Richard Gordon QC and Alan McLean (Public Law Project) for the applicants; Patrick Eccles QC and Christopher Frazer (Council Solicitor) for Gloucestershire; Roger McCarthy (Borough Solicitor) for Islington; Nigel Pleming QC and Stephen Kovats (Treasury Solicitor) for the Secretary of State for Social Services.
Lord Justice McCowan said that by section 47(1) of the National Health Service and Community Care Act 1990, where it appeared that anyone for whom the local authority might arrange community care might be in need of it, the authority was under a duty to carry out an assessment of that person's needs for those services.
If, during that assessment, it appeared that a person was a disabled person (and there was no dispute that the applicants all fell into that category) section 47(2) was triggered, requiring the authority to make a decision, under section 4 of the Disabled Persons (Services, Consultation and Representation) Act 1986, as to the services the disabled person required in accordance with section 2(1) of the Chronically Sick and Disabled Persons Act 1970, and also to inform him that it would be doing so and of his rights under the 1986 Act.

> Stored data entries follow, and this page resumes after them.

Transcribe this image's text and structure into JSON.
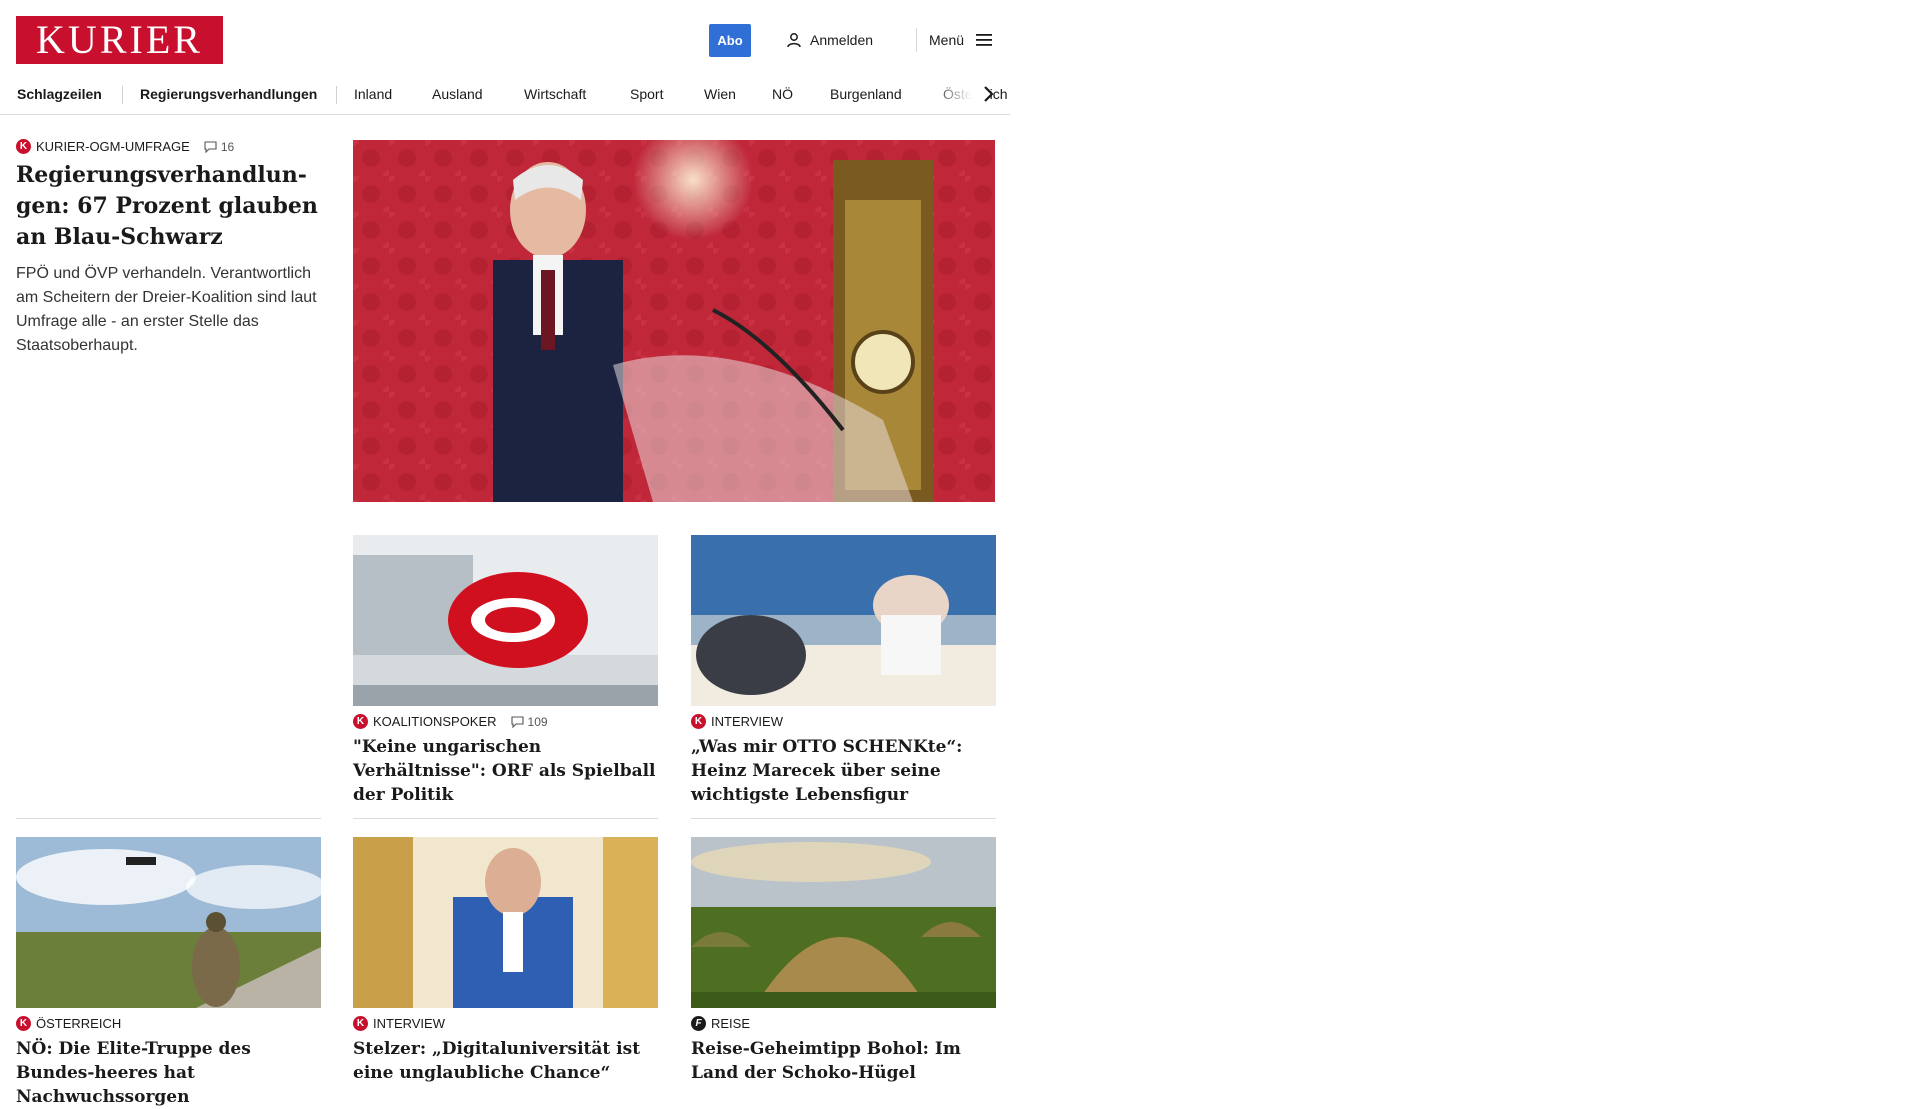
{
  "header": {
    "logo": "KURIER",
    "abo_label": "Abo",
    "login_label": "Anmelden",
    "menu_label": "Menü",
    "brand_color": "#c8102e",
    "abo_color": "#2f6fd6"
  },
  "nav": {
    "items": [
      "Schlagzeilen",
      "Regierungsverhandlungen",
      "Inland",
      "Ausland",
      "Wirtschaft",
      "Sport",
      "Wien",
      "NÖ",
      "Burgenland",
      "Österreich"
    ]
  },
  "lead": {
    "kicker": "KURIER-OGM-UMFRAGE",
    "comments": "16",
    "title": "Regierungsverhandlun-gen: 67 Prozent glauben an Blau-Schwarz",
    "teaser": "FPÖ und ÖVP verhandeln. Verantwortlich am Scheitern der Dreier-Koalition sind laut Umfrage alle - an erster Stelle das Staatsoberhaupt."
  },
  "cards": [
    {
      "badge": "K",
      "kicker": "KOALITIONSPOKER",
      "comments": "109",
      "title": "\"Keine ungarischen Verhältnisse\": ORF als Spielball der Politik"
    },
    {
      "badge": "K",
      "kicker": "INTERVIEW",
      "title": "„Was mir OTTO SCHENKte“: Heinz Marecek über seine wichtigste Lebensfigur"
    },
    {
      "badge": "K",
      "kicker": "ÖSTERREICH",
      "title": "NÖ: Die Elite-Truppe des Bundes-heeres hat Nachwuchssorgen"
    },
    {
      "badge": "K",
      "kicker": "INTERVIEW",
      "title": "Stelzer: „Digitaluniversität ist eine unglaubliche Chance“"
    },
    {
      "badge": "f",
      "kicker": "REISE",
      "title": "Reise-Geheimtipp Bohol: Im Land der Schoko-Hügel"
    }
  ]
}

Under section 2 of the 1970 Act, the authority had to be satisfied "that it is necessary in order to meet the needs of that person for that authority to make arrangements". If so, "it shall be the duty of that authority to make those arrangements".
It was argued for the applicants that individual need was the only criterion. Sufficiency of resources or the number of other persons requiring services in the same area were irrelevant. The duty on the authority was an absolute and specific one aimed at the satisfaction of individual need, and not a target duty.
Gloucestershire said its social services department had a strong professional commitment. But following a reduction in its grant, the council had insufficient funds to keep up its commitments to the applicants and others like them and decided to give greater priority to the more seriously disabled.
In his Lordship's judgment, those assessing need would inevitably compare the extent of the disabilities of the persons concerned in order to arrive at a view as to who needed help more. That comparative exercise was obviously related to resources. Indeed, it seemed a local authority faced an im- possible task unless it could have regard to the size of the cake so in turn it knew how fairest and best to cut it.
A local authority was thus right to take account of resources both when assessing needs and when deciding whether it was necessary to make arrangements to meet those needs.
In these cases, it would certainly have been open to Gloucestershire to re-assess the individual applicants, taking into account the reduced resources now available. What it was not allowed to do, however, but what it did in these cases, was not to re-assess at all but simply to cut the services. This amounted to treating the cut in resources as the sole factor to be taken into account, and that was unlawful.